Believing that Milton might harm the family, Margie told him not to do anything because “it wasn’t worth it.” Milton came back into the house, put the guns in a drawer in his bedroom, and lay down on the bed. Margie went back into the yard and turned on a sprinkler, which sprayed water over the fence onto the children. The children called Margie a name and Margie turned down the water. Minutes later, Margie heard some “pops,” went inside, and noticed that Milton was no longer in the house.

Milton had entered the Johnson property and started shooting. He shot Cheryl, aged 12, twice in the chest; he shot Candy once in the mouth. Cheryl collapsed onto a lawn chair. Shannon Connors fled to her home across the street. Kathryn, aged 11, and Candy ran into the Johnson house, where Candy called 911. Because she had been shot in the mouth, Candy had trouble speaking. The operator could understand only that Candy had been shot at “2950”; she could not understand the street name. The operator *490 heard a high-pitched scream and gunshots in the background as Milton shot Candy twice more in the chest. The operator advised police that shots had been fired at “2950” hut did not yet know the street name. Officer Tilton suggested that it might be “2915 Fir,” which he believed to be the Kings’ address based on previous dealings with Milton involving firearms. 5 Tilton immediately headed for 2915 Fir; en route, he received confirmation that Fir was the correct street.

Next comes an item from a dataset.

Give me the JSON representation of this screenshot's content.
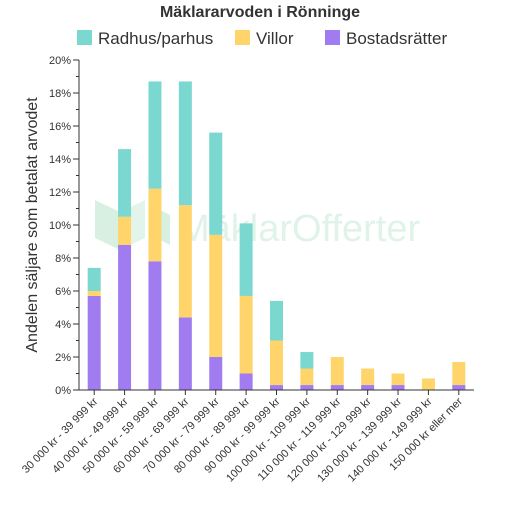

Meanwhile, Candy and Kathryn fled to the bathroom, with Milton in pursuit. Candy wedged her body against the door in an effort to keep Milton out. Kathryn hid in the bathtub and watched her mother die. Unable to enter the bathroom, Milton left the Johnson house and shot himself in the head. Officers found Candy and Milton dead and Cheryl bleeding in the front yard; she died later that day.

Martin Raynor, as the personal representative of the Estate of Cheryl Raynor and as Guardian Ad Litem of Kathryn Raynor, and David Johnson, as personal representative of the Estate of Candy Johnson, filed an action for wrongful death and personal injuries in the U.S. District Court for the Western District of Washington.